July 5th, 2022

DCDSB must restore anti-racist language in school policy: MPP Lindo

KITCHENER – As tensions grow between those calling for anti-racist work to continue in Ontario public schools and those challenging the importance of this work, founding member of the NDP Black Caucus, NDP MPP Laura Mae Lindo (Kitchener Centre), released the following statement regarding the removal of anti-racist language from the anti-racism policy of the Durham Catholic District School Board (DCDSB):

"It is impossible to do anti-racism work without using anti-racist language, language the defines the issues, explains the impact, and carves out a pathway to equity and inclusion in and across Ontario public schools.
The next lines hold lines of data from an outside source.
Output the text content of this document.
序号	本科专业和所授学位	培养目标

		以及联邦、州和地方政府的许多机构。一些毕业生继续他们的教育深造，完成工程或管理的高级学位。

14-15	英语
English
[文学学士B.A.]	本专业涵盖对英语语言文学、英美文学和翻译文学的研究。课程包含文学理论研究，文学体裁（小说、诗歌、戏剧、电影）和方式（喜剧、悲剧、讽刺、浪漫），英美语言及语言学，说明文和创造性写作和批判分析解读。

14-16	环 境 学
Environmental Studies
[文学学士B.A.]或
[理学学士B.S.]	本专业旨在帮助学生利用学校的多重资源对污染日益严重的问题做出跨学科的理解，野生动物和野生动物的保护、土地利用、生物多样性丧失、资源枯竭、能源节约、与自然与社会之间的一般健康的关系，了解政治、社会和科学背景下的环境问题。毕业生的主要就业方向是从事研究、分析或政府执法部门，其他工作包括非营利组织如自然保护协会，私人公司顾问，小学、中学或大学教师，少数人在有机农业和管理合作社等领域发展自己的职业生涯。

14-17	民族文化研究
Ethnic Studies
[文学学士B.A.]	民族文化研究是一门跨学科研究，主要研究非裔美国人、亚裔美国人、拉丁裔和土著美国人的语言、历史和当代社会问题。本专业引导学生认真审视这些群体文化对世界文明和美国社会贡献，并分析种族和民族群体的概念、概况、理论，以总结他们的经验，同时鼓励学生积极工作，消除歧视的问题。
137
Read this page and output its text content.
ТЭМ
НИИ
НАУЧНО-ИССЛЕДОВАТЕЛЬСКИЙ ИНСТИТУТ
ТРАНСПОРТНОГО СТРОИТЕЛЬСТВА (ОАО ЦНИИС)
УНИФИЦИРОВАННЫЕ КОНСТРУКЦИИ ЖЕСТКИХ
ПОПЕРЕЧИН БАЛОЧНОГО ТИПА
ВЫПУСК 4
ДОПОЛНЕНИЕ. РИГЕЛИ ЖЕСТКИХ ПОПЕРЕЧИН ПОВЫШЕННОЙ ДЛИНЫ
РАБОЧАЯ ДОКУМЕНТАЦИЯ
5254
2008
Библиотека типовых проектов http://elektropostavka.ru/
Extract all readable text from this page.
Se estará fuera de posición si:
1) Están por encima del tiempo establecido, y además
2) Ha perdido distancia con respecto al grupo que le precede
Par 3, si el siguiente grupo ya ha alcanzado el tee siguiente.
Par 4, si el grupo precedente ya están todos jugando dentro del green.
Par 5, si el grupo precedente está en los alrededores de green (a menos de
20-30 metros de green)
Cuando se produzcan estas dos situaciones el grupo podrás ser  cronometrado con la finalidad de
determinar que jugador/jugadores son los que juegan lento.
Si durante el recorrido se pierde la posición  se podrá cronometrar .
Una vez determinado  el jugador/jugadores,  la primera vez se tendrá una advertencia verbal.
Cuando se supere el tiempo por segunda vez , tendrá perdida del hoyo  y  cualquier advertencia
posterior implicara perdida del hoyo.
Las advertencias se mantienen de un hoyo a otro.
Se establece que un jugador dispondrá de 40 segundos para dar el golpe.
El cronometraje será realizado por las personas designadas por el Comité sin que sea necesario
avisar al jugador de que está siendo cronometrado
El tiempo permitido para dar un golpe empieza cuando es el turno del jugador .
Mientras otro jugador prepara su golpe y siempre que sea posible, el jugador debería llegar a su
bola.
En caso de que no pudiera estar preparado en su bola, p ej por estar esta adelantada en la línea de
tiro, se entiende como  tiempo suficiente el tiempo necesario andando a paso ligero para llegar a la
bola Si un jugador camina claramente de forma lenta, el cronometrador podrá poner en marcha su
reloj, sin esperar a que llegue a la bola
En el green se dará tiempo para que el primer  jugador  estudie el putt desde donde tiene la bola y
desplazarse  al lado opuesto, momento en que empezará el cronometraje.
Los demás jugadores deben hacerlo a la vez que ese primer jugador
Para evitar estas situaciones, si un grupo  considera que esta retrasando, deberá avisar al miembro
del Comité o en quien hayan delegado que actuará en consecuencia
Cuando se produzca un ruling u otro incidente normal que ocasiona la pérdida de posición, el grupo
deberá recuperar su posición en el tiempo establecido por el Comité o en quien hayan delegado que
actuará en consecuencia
The removal of words like "white supremacy,” “colonialism,” “anti-Black racism,” “microaggression,” “reparation,” “intersectionality” and “restorative practice” from the anti-racism policy for the DCDSB serves only to undermine the calls from Black, Indigenous, and other racialized communities who have been demanding that elected officials use their positions of influence and privilege to combat white supremacy and systemic racism. By removing anti-racist language from an anti-racism policy, these experiences have been dismissed, ignored, and diminished. Elected officials at all levels of government can and should do better.

When we don’t name, define, and speak openly about experiences of racism, we create a culture that shies away from difficult, yet critically necessary, conversations about our histories and the impact of systems designed to ensure only some of us thrive. When we remove the language outlining pathways forward, we ensure that no solutions to the very real harm experienced by Black, Indigenous and other racialized people are designed. We simply cannot create safe, accepting, empowering spaces for anyone across Ontario schools if we are too scared to use the words necessary to facilitate the change we need. An anti-racist policy without anti-racist language does nothing to move our communities towards real, authentic, inclusion.

I strongly encourage the DCDSB, Durham communities, and all DCDSB Trustees to engage with Black, Indigenous and racialized community members in a way that centres their voices, validates their experiences, and relieves them of the emotional and mental labour required to continue to push back against systemic erasure of their realities.”